Quand j'étais nous. Chapitre 8
Je suis assise sur la chaise en formica au bord de la fenêtre de la chambre. Je regarde la carcasse du pin et je l'attends. J'attends de le voir apparaître. De longues heures durant. Puis je me traîne jusqu'au lit, je m'endors.
À mon réveil, il est là, assis sur la chaise en formica. Il fait nuit noire mais le réverbère à l'extérieur barre son visage d'une lumière orange. Il me regarde, moi aussi je le regarde, j'ai l'impression de le voir pour la première fois depuis longtemps. Quelque chose dans son visage a changé. Je tends la main vers lui, il se lève, s'assoit de biais sur le lit, me tend la sienne et nos doigts se croisent. Chacun de nous penche la tête vers l'autre et nos fronts se touchent. Nous restons ainsi quelques minutes durant, puis il se relève. Je le suis jusque dans le couloir. Il ouvre le placard, en sort une boite à outils, en sort un marteau. Nous partons.
Il marche vite et je cours du mieux que je peux derrière lui. Je ne lui demande pas de m'attendre, je ne proteste pas, ni n'essaie de l'arrêter. Toutefois, lorsque nous croisons un petit groupe d'hommes réunis en cercle dans l'obscurité, qui semblent préparer un mauvais coup, je me dis l'espace d'un instant que nous ferions bien de les rejoindre. Mais il ne s'arrête pas. Nous grimpons la difficile côte. Le vent souffle dans mon dos et me projette en avant. Nous voilà devant la maison. Il pousse la petite grille grinçante, monte les quelques marches, défonce la porte à coup de bottes. C'est net et c'est précis. Elle cède sans résistance. Il monte les escaliers avec détermination et calme et je lui emboîte le pas. Il ouvre la porte de la chambre comme s'il y avait déjà pénétré cent fois. Une lampe de chevet s'allume. Elle s'est redressée dans son lit, elle a l'air épouvanté, il avance vers elle, elle voudrait hurler, sa bouche est grande ouverte mais aucun cri ne s'en échappe, elle tente de protéger son visage mais il la frappe d'un coup de marteau en plein milieu du front et c'est déjà fini. Le marteau tombe sur l'épaisse moquette en laine écrue maculée de nos traces de pas. Nous restons là un certain temps à l'observer. Elle porte une chemise de nuit en flanelle constellée de petites fleurs roses sous laquelle on devine des seins flapis. Ses yeux sont grands ouverts, figés et vides. Un voile laiteux déjà les recouvre. Le sang jaillit de son crâne fracassé, coule le long de son nez, goutte de son menton, ruisselle le long de son cou jusqu'à la chemise de nuit et se répand en une tâche rouge sur les roses roses.
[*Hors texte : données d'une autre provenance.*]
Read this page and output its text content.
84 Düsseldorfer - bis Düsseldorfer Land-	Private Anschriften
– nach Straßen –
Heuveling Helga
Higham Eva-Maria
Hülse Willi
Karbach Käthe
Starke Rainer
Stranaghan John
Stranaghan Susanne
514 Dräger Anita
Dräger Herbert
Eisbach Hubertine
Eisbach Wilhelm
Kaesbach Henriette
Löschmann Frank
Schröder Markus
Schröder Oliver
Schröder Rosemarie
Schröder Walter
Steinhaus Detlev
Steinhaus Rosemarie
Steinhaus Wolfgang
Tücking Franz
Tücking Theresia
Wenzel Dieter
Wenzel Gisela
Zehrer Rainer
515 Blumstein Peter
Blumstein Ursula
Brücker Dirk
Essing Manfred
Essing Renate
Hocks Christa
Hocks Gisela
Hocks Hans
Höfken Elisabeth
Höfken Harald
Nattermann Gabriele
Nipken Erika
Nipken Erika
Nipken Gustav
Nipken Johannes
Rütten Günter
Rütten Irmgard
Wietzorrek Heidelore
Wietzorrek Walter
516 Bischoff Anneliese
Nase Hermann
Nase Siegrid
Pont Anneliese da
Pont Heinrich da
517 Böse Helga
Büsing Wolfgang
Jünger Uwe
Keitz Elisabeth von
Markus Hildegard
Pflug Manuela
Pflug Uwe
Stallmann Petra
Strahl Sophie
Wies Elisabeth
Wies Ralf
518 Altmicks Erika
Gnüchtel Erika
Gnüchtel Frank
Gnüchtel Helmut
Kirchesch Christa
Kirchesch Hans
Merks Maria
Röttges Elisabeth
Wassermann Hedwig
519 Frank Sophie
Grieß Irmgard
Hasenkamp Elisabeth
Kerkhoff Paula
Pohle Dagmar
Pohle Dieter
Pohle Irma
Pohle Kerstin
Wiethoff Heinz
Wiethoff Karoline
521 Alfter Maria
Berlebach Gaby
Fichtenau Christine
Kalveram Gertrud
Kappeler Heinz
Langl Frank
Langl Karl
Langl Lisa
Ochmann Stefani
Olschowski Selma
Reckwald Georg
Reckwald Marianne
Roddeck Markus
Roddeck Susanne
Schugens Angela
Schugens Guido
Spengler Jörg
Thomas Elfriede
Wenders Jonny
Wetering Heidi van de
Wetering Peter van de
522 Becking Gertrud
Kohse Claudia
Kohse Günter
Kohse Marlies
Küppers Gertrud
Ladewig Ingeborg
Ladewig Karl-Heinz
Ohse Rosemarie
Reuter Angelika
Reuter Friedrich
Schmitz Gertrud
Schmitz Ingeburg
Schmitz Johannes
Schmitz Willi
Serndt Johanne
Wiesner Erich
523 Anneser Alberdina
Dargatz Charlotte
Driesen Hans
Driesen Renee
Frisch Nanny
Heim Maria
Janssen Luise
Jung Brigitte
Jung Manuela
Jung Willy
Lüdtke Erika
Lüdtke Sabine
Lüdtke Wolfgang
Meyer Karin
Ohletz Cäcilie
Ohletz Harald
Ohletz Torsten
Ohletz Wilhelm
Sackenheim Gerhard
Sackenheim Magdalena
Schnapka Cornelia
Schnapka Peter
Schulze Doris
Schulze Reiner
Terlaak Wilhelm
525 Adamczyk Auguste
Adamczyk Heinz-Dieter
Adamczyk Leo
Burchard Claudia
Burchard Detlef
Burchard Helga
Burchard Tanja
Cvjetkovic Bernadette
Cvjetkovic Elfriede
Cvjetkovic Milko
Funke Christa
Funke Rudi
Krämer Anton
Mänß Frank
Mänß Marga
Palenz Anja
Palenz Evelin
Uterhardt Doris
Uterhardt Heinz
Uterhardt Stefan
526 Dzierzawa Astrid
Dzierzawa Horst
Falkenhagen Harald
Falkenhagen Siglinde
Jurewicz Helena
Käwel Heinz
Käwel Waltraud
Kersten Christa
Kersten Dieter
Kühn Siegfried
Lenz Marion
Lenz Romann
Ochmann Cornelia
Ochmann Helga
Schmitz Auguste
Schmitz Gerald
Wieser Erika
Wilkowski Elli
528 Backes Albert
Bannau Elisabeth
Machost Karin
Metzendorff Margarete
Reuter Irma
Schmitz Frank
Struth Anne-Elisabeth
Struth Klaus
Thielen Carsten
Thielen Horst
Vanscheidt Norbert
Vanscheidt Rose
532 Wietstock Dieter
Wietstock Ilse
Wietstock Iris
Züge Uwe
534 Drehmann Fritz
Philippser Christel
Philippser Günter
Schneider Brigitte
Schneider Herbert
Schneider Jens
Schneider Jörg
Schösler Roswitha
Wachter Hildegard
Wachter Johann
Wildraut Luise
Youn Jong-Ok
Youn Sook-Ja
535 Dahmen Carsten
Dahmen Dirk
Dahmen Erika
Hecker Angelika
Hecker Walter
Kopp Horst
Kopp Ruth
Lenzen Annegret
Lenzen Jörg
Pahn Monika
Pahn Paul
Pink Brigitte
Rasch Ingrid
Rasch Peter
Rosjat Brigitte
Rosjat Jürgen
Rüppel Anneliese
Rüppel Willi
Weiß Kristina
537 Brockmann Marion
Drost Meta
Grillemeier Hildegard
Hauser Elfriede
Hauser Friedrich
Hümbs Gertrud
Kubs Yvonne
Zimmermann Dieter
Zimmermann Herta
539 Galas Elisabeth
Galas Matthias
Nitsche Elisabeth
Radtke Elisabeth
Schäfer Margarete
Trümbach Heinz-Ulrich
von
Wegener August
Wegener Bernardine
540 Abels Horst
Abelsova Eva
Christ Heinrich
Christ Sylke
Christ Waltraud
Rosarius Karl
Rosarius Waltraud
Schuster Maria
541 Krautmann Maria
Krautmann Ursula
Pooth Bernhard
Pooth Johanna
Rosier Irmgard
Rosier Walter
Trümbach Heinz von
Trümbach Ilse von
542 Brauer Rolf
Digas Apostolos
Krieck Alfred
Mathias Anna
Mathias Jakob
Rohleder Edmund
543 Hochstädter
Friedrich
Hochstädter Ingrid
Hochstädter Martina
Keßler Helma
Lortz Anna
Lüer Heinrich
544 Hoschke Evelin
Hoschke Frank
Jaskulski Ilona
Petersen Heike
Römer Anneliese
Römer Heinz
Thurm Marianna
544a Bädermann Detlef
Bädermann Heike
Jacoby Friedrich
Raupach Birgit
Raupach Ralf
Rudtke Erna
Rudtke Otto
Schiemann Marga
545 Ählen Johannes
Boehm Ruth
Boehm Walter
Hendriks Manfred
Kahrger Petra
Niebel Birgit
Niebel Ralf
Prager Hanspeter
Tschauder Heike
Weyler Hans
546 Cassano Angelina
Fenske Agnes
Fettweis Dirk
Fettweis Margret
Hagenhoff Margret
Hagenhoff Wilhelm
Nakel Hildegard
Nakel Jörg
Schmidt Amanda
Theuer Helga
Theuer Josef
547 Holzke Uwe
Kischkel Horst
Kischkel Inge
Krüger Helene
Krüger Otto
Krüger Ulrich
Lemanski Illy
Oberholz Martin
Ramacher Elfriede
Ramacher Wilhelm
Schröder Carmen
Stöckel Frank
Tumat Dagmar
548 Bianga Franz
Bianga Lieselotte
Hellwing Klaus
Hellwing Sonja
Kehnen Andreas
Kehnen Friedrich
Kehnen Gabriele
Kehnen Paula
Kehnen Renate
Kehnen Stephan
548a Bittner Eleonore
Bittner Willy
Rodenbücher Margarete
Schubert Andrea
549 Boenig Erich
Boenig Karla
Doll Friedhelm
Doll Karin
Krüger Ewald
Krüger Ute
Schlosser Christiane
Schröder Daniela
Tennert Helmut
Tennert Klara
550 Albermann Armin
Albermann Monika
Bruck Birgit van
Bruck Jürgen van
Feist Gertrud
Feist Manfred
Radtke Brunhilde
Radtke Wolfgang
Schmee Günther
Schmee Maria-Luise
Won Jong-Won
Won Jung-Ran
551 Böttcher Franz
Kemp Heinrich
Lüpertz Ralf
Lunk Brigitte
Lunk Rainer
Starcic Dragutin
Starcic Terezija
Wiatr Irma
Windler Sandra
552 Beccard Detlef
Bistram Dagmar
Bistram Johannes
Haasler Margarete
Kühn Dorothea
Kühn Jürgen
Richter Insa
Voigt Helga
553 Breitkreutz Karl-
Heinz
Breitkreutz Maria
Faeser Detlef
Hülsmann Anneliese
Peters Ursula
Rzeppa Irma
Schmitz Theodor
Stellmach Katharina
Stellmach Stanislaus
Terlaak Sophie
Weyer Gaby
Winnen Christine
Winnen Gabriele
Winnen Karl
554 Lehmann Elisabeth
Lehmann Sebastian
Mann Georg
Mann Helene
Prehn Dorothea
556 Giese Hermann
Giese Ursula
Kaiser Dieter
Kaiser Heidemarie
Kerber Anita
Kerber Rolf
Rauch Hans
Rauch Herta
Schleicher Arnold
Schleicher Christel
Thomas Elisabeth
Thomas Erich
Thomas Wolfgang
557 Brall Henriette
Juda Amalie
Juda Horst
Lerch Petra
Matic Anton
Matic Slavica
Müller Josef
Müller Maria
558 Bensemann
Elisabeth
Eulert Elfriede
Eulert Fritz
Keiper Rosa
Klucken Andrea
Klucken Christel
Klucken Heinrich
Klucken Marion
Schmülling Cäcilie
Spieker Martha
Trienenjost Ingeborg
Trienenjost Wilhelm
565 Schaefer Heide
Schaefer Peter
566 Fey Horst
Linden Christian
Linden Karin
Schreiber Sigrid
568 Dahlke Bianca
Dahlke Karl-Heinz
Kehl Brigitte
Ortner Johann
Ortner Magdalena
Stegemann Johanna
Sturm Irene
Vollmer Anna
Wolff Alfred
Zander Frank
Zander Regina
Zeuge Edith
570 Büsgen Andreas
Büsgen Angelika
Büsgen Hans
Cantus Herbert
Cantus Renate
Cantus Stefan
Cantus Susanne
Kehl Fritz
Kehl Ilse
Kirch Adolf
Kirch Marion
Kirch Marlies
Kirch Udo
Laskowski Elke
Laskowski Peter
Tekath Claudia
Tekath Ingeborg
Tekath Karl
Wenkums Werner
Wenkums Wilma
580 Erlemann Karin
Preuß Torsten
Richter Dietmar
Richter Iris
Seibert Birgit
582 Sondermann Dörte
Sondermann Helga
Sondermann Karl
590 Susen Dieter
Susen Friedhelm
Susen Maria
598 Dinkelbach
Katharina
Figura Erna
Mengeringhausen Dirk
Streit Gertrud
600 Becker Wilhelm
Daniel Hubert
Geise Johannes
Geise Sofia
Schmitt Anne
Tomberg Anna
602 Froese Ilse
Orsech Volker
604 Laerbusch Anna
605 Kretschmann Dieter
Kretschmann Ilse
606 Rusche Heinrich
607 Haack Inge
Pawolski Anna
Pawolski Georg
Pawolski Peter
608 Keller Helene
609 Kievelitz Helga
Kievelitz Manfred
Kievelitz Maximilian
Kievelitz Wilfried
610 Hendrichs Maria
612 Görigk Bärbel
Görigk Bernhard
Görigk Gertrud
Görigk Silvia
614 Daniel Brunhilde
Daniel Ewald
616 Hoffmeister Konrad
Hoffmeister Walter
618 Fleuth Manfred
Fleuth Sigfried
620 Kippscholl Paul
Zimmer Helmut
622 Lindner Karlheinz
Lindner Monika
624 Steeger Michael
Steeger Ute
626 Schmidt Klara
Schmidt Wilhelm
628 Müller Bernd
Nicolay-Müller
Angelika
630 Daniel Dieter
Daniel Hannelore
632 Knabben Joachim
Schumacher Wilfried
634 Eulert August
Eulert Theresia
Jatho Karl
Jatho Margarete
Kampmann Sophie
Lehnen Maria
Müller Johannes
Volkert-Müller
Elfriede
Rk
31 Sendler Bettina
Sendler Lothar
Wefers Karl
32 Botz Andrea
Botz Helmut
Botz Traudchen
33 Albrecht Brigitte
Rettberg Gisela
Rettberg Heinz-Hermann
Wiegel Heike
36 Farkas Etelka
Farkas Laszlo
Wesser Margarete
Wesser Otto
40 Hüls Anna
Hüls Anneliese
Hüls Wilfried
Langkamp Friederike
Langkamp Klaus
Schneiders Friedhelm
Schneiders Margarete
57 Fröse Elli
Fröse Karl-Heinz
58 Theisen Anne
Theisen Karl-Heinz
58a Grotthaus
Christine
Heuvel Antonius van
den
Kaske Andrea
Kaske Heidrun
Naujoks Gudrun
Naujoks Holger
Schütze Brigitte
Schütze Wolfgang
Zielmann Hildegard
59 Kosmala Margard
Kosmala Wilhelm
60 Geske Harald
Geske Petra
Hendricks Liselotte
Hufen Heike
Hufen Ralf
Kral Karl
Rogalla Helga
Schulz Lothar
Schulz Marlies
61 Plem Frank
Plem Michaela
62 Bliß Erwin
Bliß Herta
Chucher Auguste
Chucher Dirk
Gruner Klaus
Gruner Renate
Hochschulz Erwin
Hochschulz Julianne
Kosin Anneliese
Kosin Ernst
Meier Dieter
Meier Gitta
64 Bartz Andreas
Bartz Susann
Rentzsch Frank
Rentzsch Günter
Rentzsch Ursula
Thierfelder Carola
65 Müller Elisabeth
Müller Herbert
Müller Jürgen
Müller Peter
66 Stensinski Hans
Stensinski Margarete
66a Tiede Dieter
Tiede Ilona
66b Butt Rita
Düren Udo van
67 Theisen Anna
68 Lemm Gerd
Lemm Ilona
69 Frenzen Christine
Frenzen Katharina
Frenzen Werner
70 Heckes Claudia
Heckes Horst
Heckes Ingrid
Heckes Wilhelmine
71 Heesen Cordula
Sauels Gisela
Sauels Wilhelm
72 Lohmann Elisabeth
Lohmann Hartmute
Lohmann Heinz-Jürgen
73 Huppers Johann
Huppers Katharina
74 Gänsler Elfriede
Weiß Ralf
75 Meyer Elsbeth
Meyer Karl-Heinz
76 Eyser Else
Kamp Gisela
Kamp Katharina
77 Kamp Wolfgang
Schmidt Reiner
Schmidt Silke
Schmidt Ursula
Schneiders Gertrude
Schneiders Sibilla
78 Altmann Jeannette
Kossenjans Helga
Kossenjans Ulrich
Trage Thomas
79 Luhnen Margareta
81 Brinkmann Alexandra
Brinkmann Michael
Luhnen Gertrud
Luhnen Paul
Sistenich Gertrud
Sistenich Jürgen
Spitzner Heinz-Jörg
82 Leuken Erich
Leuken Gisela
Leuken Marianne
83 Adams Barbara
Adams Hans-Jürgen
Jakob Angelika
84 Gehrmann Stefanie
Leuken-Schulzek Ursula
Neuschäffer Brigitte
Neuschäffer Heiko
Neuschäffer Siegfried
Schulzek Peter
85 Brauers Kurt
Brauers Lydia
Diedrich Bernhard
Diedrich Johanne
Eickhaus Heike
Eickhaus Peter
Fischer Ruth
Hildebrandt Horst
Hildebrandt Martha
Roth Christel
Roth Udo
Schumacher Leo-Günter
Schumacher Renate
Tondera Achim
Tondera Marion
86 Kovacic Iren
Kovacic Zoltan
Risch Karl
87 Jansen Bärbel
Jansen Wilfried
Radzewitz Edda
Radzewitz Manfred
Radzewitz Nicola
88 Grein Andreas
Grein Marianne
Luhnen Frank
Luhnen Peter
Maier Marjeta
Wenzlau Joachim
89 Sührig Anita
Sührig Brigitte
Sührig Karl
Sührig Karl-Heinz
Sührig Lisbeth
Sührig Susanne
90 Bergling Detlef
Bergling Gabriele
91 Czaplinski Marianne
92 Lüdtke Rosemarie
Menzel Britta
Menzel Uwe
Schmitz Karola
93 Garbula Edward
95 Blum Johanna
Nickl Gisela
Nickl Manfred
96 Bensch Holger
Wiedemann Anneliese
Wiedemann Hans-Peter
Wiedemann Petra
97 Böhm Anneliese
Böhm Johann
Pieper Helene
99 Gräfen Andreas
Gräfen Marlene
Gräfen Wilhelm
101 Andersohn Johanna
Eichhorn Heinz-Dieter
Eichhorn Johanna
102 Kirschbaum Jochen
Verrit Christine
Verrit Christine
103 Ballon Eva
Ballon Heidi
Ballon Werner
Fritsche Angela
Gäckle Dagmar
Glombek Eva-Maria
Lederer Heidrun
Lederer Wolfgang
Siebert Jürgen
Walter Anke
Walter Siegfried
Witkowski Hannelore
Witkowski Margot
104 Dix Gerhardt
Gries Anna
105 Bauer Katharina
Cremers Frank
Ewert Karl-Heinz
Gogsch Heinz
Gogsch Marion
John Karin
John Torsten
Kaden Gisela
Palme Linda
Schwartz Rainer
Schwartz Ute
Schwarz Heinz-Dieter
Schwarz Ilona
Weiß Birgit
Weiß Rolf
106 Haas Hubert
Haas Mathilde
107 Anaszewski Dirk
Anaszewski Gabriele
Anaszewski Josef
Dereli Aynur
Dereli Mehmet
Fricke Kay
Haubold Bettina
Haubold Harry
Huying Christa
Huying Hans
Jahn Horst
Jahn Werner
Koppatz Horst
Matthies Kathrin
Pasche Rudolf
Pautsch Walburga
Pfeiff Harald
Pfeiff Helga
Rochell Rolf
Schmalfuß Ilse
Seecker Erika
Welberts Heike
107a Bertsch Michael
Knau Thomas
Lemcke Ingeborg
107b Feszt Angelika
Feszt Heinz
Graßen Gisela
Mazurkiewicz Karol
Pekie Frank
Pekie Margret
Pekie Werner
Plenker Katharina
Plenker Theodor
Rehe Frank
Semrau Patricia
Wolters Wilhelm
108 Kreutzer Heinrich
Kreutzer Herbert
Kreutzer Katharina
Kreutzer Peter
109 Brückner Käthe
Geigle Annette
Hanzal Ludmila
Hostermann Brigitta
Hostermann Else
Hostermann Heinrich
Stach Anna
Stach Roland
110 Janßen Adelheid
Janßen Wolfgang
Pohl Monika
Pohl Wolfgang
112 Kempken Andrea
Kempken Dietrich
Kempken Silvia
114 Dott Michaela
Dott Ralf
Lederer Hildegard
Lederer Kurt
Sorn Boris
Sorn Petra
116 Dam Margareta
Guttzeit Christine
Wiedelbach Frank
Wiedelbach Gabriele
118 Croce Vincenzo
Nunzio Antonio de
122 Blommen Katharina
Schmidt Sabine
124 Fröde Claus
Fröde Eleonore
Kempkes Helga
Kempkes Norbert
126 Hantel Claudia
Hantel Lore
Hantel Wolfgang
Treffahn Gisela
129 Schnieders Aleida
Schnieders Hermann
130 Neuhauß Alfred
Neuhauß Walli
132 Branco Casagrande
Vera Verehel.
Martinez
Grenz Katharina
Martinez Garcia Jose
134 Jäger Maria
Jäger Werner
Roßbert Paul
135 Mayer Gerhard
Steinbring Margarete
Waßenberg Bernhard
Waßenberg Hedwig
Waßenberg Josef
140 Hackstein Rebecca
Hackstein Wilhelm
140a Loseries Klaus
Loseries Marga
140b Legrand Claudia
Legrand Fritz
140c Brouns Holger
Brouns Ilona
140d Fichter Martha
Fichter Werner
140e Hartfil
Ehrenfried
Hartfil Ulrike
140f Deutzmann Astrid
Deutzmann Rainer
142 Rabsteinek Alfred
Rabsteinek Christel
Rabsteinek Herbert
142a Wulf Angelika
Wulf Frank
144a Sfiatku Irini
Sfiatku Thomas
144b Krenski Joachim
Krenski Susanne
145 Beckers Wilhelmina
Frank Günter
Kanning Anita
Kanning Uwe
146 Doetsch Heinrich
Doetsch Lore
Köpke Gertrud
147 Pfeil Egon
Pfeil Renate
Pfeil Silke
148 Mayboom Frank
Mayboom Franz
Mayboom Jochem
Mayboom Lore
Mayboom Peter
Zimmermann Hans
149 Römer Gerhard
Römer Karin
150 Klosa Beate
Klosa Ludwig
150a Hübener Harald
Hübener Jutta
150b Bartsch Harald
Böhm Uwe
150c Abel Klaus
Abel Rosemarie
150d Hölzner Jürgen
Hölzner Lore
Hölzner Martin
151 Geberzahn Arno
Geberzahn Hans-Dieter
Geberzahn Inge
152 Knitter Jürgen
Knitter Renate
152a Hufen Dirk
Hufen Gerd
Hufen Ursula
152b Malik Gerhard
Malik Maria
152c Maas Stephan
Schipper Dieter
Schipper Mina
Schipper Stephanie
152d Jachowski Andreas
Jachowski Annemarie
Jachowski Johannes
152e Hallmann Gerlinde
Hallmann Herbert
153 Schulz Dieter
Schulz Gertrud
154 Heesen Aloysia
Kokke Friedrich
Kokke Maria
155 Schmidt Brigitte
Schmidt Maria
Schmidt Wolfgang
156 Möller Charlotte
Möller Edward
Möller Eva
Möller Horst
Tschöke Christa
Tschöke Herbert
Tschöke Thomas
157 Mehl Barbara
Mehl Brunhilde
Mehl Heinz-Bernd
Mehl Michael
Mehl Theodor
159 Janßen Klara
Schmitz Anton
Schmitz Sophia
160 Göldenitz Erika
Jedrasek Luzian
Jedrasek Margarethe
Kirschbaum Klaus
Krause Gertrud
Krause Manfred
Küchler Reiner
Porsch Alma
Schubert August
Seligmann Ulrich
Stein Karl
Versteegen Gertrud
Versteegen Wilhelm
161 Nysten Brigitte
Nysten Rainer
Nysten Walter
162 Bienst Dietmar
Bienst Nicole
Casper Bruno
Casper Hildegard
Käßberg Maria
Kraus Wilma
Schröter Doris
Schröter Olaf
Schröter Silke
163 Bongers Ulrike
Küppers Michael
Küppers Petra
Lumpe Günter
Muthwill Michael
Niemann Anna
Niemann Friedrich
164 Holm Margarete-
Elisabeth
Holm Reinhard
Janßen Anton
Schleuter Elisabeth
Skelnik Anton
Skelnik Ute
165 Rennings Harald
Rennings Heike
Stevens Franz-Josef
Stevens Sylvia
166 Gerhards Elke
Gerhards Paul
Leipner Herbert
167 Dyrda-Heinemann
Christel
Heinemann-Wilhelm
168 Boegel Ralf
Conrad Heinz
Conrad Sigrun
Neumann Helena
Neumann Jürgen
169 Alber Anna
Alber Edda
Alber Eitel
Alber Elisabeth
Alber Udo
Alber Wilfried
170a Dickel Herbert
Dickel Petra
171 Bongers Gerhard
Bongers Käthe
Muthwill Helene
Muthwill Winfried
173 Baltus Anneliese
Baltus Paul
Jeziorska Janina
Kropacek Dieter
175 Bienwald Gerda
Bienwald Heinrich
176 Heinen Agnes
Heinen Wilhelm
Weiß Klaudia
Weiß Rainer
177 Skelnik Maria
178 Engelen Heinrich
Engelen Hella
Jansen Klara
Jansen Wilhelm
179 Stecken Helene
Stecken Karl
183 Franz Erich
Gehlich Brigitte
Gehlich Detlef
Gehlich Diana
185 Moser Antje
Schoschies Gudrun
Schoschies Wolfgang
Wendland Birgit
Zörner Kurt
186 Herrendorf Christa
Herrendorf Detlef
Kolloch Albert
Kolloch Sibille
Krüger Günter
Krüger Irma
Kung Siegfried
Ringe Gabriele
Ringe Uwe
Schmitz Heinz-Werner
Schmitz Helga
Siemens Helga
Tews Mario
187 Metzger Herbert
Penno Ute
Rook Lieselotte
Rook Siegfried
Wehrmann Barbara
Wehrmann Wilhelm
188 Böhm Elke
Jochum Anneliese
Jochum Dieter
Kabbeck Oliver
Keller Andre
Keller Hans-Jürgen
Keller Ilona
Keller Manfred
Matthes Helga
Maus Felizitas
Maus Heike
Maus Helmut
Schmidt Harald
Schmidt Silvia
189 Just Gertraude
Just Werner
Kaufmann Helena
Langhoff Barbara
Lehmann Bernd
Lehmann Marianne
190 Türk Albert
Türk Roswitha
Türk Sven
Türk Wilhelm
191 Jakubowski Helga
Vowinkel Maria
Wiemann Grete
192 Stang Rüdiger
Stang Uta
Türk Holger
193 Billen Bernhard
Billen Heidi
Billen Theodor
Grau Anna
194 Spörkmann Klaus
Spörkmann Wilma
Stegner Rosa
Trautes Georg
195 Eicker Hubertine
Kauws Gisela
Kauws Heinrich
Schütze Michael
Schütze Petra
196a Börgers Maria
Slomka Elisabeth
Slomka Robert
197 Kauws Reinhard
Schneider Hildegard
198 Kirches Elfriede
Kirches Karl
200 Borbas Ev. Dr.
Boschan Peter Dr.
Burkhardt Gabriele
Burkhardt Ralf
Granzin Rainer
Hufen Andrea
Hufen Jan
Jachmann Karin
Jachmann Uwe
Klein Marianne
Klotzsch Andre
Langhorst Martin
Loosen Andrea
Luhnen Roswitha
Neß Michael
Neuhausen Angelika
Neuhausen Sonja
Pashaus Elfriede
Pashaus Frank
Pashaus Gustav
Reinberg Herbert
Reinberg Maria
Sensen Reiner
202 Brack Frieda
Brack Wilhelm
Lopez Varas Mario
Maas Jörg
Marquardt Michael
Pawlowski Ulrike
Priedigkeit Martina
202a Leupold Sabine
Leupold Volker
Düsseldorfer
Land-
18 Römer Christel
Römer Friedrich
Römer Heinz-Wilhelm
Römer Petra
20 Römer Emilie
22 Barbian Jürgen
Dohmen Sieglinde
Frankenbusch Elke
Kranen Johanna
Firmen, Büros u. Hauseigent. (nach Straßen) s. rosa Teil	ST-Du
Je le prends par la main et le conduit hors de la chambre. Il faut partir. Dehors, dans le brouillard, une lumière s'est allumée derrière une fenêtre. Partons ! Cette fois-ci je marche devant, sans lui lâcher la main, il avance mollement, le vent semble vouloir le clouer sur place, mais je le tire. À cet instant j'ai de la force pour deux. Nous dévalons la côte, traversons les rues, passons devant l'épicerie centrale, devant les ruines du monument aux morts, arrivons enfin sur le bon vieux sentier caillouteux, entrons dans la forêt. Ce n'est pas la pleine lune, c'est une lune gibbeuse croissante mais elle est puissante et elle éclaire notre route. Nous marchons prudemment sur la piste accidentée qui nous mène à la mer.
Nous sommes face à elle maintenant ; c'est une étendue noire et agitée sous la lune. Nous sommes côte à côte, sa main droite serrant ma main gauche. Nous sommes calmes. Nous regardons au loin. Je suis la première à entrer dans l'eau.